On Oct 25, 2013, at 13:51 , Mark Johnston <[email protected]> wrote:

>> 
>> BTW, I've been pondering an idea of reimplementing how the SDT probes get
>> called.  In FreeBSD we have a special hook function pointer that we check for
>> not being NULL and then make a function call.
>> In illumos they compile the code with an unconditional function call.  This 
>> way
>> the probe parameters are placed into the proper registers (or stack 
>> locations).
>> But during run-time linking the call instructions are replaced with series of
>> 1-byte NOP instructions (5 x 0x90 for amd64).  When a probe gets activated 
>> then
>> the first of those NOPs gets replaced with 0xf0 (lock prefix), which results 
>> in
>> an invalid instruction (and that happens atomically).  So, that allows for 
>> the
>> SDT hook to be invoked via the trap handler.
>> 
>> So, I think that that results in less overhead for inactive probes, but 
>> probably
>> in more overhead for active probes.  There is a trade off, but I believe that
>> less overhead for inactive probes is preferred.
> 
> I'd like to find a good way of quantifying the overhead of the current
> approach when probes are disabled. Do you have any suggestions?
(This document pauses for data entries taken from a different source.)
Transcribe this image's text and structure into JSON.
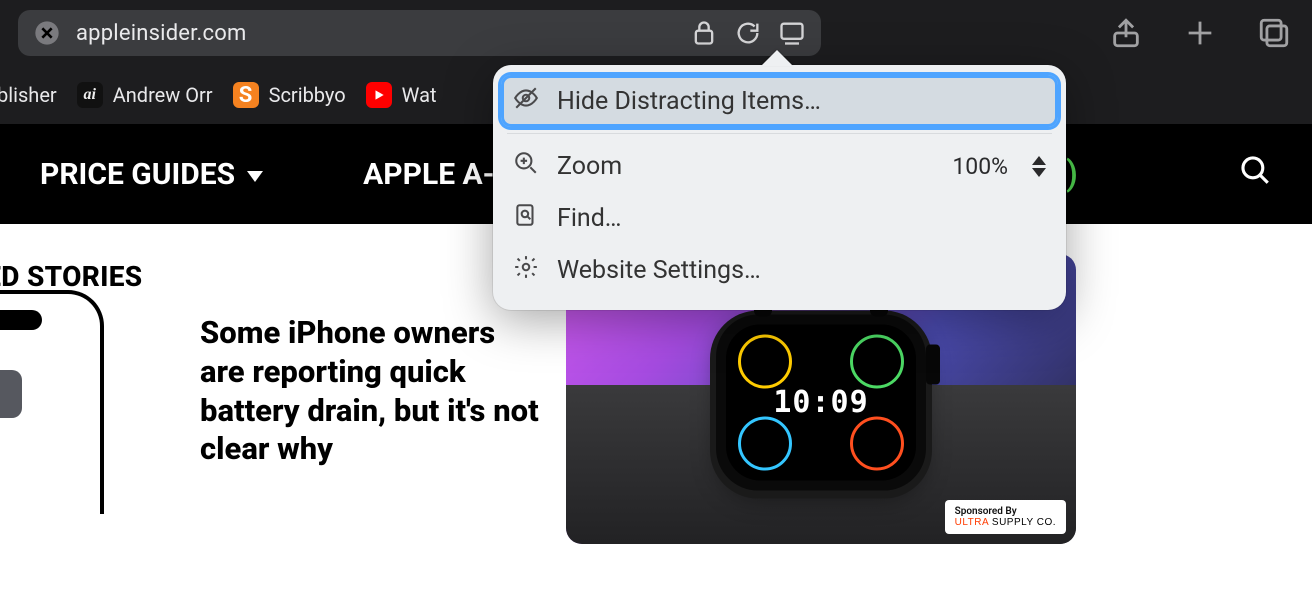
{
  "addressbar": {
    "url": "appleinsider.com"
  },
  "bookmarks": {
    "items": [
      {
        "label": "ublisher"
      },
      {
        "label": "Andrew Orr"
      },
      {
        "label": "Scribbyo"
      },
      {
        "label": "Wat"
      }
    ]
  },
  "sitenav": {
    "items": [
      {
        "label": "PRICE GUIDES",
        "has_dropdown": true
      },
      {
        "label": "APPLE A-Z"
      }
    ],
    "trailing_paren": ")"
  },
  "popover": {
    "items": [
      {
        "label": "Hide Distracting Items…",
        "highlighted": true
      },
      {
        "label": "Zoom",
        "value": "100%"
      },
      {
        "label": "Find…"
      },
      {
        "label": "Website Settings…"
      }
    ]
  },
  "page": {
    "section_label": "URED STORIES",
    "story_headline": "Some iPhone owners are reporting quick battery drain, but it's not clear why",
    "watch_time": "10:09",
    "sponsor_top": "Sponsored By",
    "sponsor_brand_a": "ULTRA",
    "sponsor_brand_b": " SUPPLY CO."
  }
}
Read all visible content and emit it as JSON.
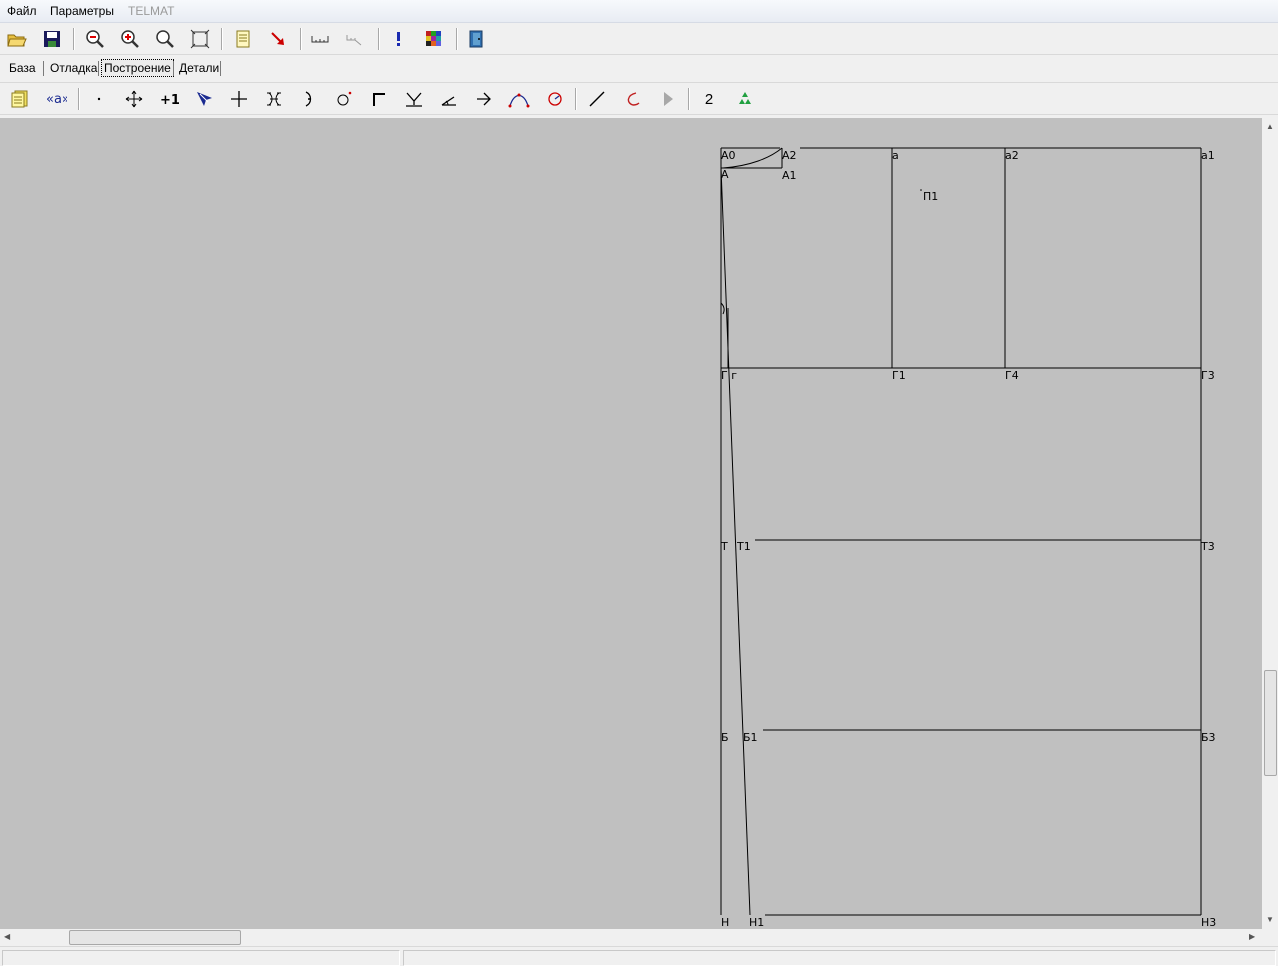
{
  "menu": {
    "file": "Файл",
    "params": "Параметры",
    "telmat": "TELMAT"
  },
  "tabs": {
    "base": "База",
    "debug": "Отладка",
    "build": "Построение",
    "details": "Детали"
  },
  "toolbar2": {
    "number": "2"
  },
  "colors": {
    "canvas": "#c0c0c0",
    "line": "#000000"
  },
  "points": {
    "A0": "А0",
    "A2": "А2",
    "A": "А",
    "A1": "А1",
    "a": "а",
    "a2": "а2",
    "a1": "а1",
    "P1": "П1",
    "Gg": "Г г",
    "G1": "Г1",
    "G4": "Г4",
    "G3": "Г3",
    "T": "Т",
    "T1": "Т1",
    "T3": "Т3",
    "B": "Б",
    "B1": "Б1",
    "B3": "Б3",
    "H": "Н",
    "H1": "Н1",
    "H3": "Н3"
  }
}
One
> thing I'd like to try is just doing a TCP bulk transfer to localhost,
> since that'll trip the ip and tcp probes for each packet, and then
> just measure throughput with the current implementation and with the
> approach used in illumos.
> _

Are you wanting to quantify just the workload involved with the probes being on 
and
off?  If so, you want something simpler, and lower overhead than a TCP
connection.  Perhaps measuring fork() (not exec) with unixbench.

I gather you’re going to do this with hwpmc?